Brouillerie avec le soudan d'Égypte. Le soudan d'Égypte, ne voyant plus des flottes redoutables se présenter sur ses côtes, pour y faire respecter le pavillon de Saint-Marc, mécontent de ce que les armateurs vénitiens ne venaient plus trafiquer que dans ses rades, et, jugeant de leur faiblesse d'après leur circonspection, chassa tous les sujets de la république établis dans les ports d'Alexandrie, de Tripoli, de Berythe, de Damas, et déclara qu'il prétendait se réserver à l'avenir le commerce exclusif du poivre. Tout ce que les Vénitiens en avaient en Syrie ou en Égypte y fut retenu; ce fut pour eux une perte de deux cent trente-cinq mille ducats[215].

XVIII. Croisade contre les Turcs. L'église était alors gouvernée ou plutôt divisée par deux papes, Eugène IV et ce bizarre Amédée, qui, descendu volontairement du trône, n'avait pu échapper à l'ambition dans la voluptueuse retraite de Ripaille. Quoiqu'il y eût un schisme qui troublait tout l'Occident, on prêcha et on entreprit une croisade en faveur de l'église grecque, qui avait feint de se soumettre ou de se réunir à l'église latine. L'empereur de Constantinople et son patriarche étaient venus à Venise, à Ferrare, à Florence, où, malgré le scandale que produisaient deux papes et deux conciles, ils avaient reconnu la suprématie de l'église romaine, et confessé que le Saint-Esprit procède du père et du fils.

Ce voyage avait eu pour objet d'obtenir quelques secours pour éloigner le moment inévitable où Constantinople devait succomber sous les efforts des Turcs. Le roi de Hongrie fut le chef de cette croisade[216], et obtint d'abord des avantages si considérables sur le sultan Amurath, que ce prince signa une trève de deux ans avec lui, avant que la flotte chrétienne, qui devait seconder les opérations de l'armée hongroise, fût sortie de ses ports. Cette flotte était de soixante-dix toiles, mais les Vénitiens n'y avaient fourni que dix galères, tant leurs moyens étaient absorbés par la guerre continentale.

Le cardinal Condolmier, neveu du pape Eugène, amiral de cette flotte, et le légat du pape en Hongrie, blâmèrent hautement le roi d'avoir accordé la paix aux infidèles après la victoire.

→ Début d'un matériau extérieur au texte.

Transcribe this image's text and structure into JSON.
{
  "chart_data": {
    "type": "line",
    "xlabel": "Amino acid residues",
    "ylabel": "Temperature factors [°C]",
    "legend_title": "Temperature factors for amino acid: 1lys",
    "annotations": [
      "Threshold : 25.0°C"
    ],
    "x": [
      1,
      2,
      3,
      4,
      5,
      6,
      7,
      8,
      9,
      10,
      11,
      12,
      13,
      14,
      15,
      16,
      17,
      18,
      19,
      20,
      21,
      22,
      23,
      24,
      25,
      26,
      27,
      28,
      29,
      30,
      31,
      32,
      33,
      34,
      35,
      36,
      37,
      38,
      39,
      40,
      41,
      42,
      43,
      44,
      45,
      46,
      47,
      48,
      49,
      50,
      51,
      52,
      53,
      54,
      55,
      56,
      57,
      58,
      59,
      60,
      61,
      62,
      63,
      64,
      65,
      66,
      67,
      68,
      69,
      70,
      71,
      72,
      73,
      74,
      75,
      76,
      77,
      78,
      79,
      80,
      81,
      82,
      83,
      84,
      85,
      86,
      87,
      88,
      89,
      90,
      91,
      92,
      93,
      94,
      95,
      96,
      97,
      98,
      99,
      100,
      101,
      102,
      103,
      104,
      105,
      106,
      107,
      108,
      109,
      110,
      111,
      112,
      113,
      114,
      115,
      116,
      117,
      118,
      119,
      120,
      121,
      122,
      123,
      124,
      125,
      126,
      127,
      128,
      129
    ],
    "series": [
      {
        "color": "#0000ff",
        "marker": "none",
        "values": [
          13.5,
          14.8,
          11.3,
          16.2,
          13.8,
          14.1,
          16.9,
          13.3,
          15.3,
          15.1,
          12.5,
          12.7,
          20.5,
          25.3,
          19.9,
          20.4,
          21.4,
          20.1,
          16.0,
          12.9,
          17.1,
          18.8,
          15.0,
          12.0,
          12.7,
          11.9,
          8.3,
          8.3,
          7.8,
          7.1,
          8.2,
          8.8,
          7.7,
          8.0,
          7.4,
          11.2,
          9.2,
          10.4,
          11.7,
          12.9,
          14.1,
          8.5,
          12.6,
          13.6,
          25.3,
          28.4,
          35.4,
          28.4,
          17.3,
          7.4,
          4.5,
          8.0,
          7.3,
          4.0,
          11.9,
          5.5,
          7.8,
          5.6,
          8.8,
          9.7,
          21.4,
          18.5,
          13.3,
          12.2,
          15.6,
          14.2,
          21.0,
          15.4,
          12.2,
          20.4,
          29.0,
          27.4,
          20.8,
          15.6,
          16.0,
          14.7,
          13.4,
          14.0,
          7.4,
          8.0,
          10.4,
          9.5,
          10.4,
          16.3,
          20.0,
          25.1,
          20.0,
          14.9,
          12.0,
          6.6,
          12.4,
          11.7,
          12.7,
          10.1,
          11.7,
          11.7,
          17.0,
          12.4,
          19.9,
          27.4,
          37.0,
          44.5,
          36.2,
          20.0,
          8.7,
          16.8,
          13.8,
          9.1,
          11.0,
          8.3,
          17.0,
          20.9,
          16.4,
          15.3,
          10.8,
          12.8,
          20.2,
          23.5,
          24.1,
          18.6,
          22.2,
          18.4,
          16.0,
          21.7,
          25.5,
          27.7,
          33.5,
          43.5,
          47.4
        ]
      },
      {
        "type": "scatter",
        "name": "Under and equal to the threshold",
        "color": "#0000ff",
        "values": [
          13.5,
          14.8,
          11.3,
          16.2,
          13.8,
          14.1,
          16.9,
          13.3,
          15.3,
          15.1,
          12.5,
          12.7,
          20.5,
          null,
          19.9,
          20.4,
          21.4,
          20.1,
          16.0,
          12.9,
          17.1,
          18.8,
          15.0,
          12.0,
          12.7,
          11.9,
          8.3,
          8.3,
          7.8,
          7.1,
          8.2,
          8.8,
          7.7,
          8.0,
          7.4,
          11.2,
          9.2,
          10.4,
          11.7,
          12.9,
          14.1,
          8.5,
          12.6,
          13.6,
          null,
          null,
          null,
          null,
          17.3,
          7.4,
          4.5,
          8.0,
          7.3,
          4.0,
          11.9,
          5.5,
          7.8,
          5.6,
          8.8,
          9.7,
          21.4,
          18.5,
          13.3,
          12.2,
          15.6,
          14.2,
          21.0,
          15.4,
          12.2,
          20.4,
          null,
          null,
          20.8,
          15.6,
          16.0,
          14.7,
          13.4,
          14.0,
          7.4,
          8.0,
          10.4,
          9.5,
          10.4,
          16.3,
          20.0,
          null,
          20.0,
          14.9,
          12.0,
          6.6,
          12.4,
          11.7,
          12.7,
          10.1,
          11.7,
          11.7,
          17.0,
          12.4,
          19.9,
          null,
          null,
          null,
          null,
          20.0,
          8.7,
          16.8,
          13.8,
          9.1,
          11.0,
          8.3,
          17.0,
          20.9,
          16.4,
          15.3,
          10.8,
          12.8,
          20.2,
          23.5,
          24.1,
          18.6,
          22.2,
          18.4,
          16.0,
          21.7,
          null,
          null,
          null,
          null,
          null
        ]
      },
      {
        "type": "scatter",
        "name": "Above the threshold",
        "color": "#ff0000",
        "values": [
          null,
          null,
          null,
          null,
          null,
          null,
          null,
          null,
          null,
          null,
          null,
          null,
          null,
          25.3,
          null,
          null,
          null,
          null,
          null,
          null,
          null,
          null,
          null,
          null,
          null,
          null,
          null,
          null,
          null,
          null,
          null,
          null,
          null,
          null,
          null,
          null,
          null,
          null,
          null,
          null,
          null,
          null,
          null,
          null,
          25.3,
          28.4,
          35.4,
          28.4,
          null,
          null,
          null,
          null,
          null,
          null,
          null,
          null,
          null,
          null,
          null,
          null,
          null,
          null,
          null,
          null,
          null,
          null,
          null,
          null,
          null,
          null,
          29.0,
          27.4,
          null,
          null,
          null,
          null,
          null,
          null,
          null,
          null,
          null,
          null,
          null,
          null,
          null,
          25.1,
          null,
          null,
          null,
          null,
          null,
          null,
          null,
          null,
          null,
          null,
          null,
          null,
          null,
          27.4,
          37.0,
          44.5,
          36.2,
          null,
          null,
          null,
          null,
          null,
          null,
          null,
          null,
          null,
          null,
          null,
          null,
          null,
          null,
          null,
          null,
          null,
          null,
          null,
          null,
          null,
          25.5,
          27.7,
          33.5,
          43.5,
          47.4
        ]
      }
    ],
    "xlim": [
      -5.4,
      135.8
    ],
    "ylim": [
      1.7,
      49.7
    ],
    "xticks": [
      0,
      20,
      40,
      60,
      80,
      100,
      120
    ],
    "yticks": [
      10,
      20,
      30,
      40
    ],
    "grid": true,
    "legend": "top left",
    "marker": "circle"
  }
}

Ils exigèrent qu'il rompît la trève qu'il venait de jurer, et, comme il ne pouvait comprendre qu'un parjure pût être un acte légitime, le légat leva ses scrupules par une décision fondée sur les principes ci-après:

Il est licite de violer la parole qu'on a donnée, si elle fait contracter un engagement contraire au bien public.

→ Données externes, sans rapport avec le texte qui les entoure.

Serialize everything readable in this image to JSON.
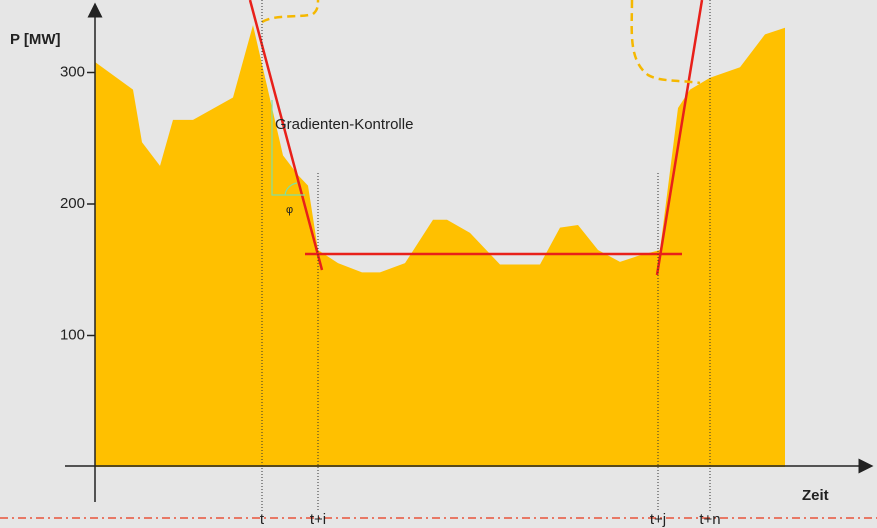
{
  "chart_data": {
    "type": "area",
    "y_label": "P [MW]",
    "x_label": "Zeit",
    "annotation": "Gradienten-Kontrolle",
    "angle_symbol": "φ",
    "color": "#ffc000",
    "x": [
      0,
      38,
      47,
      65,
      78,
      98,
      138,
      158,
      188,
      203,
      213,
      223,
      243,
      267,
      285,
      310,
      338,
      352,
      375,
      405,
      445,
      465,
      483,
      503,
      525,
      545,
      565,
      583,
      595,
      615,
      645,
      670,
      690,
      690
    ],
    "values": [
      308,
      287,
      247,
      229,
      264,
      264,
      281,
      336,
      237,
      222,
      214,
      165,
      155,
      148,
      148,
      155,
      188,
      188,
      178,
      154,
      154,
      182,
      184,
      165,
      156,
      161,
      165,
      273,
      287,
      296,
      304,
      329,
      334,
      0
    ],
    "xlim": [
      0,
      775
    ],
    "ylim": [
      0,
      350
    ],
    "yticks": [
      100,
      200,
      300
    ],
    "xticks": [
      {
        "value": 167,
        "label": "t"
      },
      {
        "value": 223,
        "label": "t+i"
      },
      {
        "value": 563,
        "label": "t+j"
      },
      {
        "value": 615,
        "label": "t+n"
      }
    ]
  }
}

Un serment juste oblige, mais un serment qui tend à la perte de tous est nul.

Dieu désapprouve toute promesse insensée, et par conséquent en délie.

Bataille de Varna. 10 novembre 1444. D'après ces principes, le cardinal donna d'avance l'absolution au roi et à son armée. On reprit les armes; on marcha contre les Turcs, Amurath repassa d'Asie en Europe, malgré la flotte chrétienne qui ne sut pas garder le détroit, joignit l'armée des croisés près de Varna, et y gagna une sanglante bataille dans laquelle le roi et le cardinal restèrent parmi les morts.

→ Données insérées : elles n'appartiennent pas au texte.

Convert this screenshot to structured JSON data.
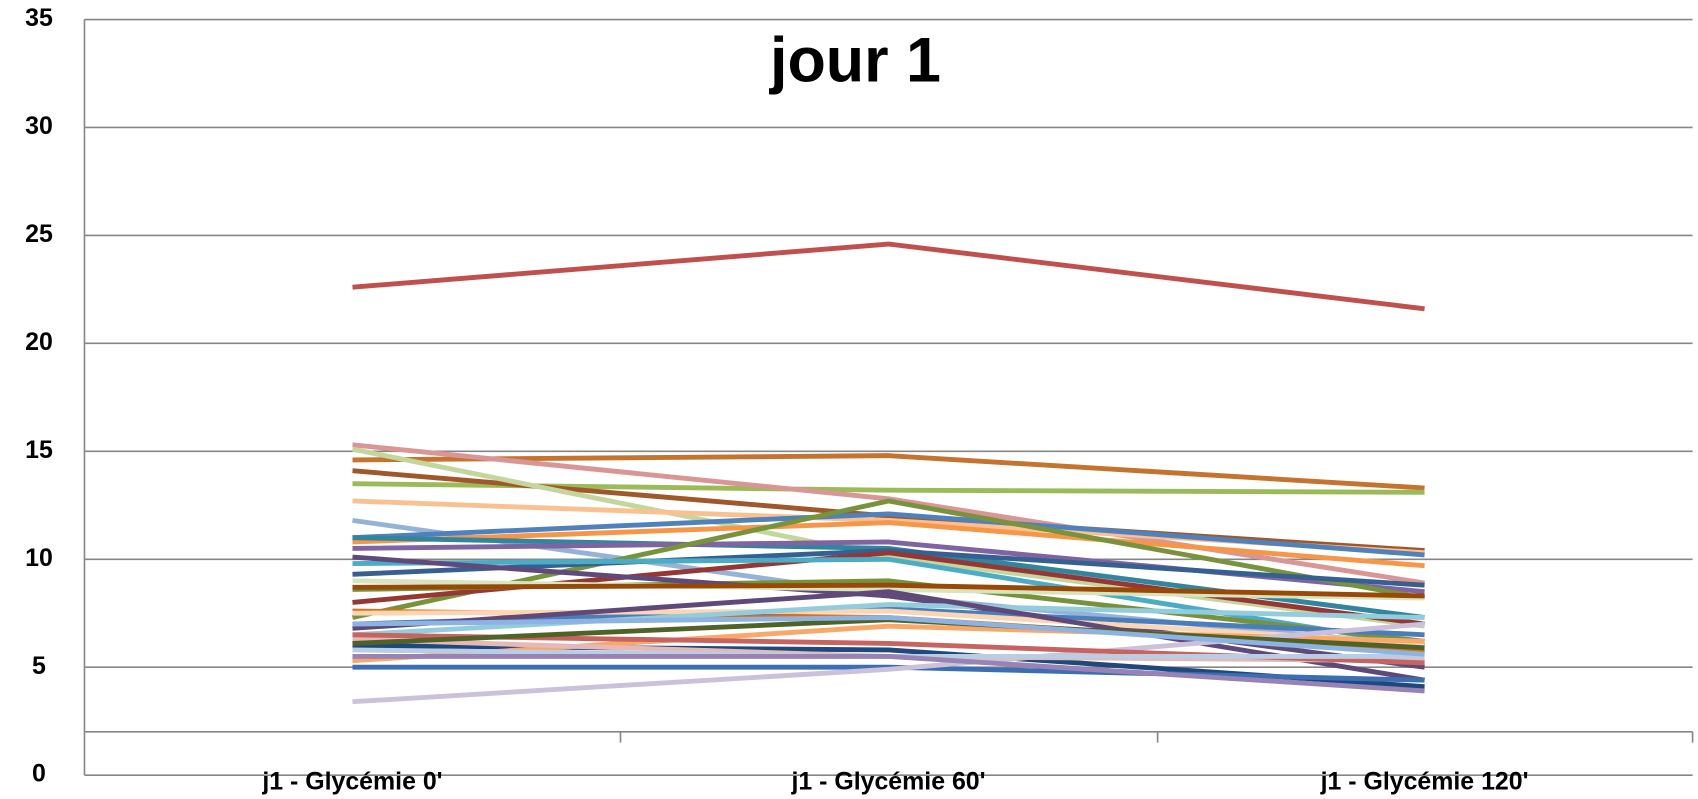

On dit qu'au commencement de l'action, le sultan tira de son sein le traité que ses ennemis venaient de violer, et s'écria, en l'élevant vers le ciel: «Ô Christ! tu vois le traité qu'ils ont juré par ton nom: s'il est vrai que tu sois Dieu, c'est à toi de punir les parjures.»

Cette défaite mit fin à la croisade, et l'empereur grec fut trop heureux de pouvoir conserver encore un reste d'existence.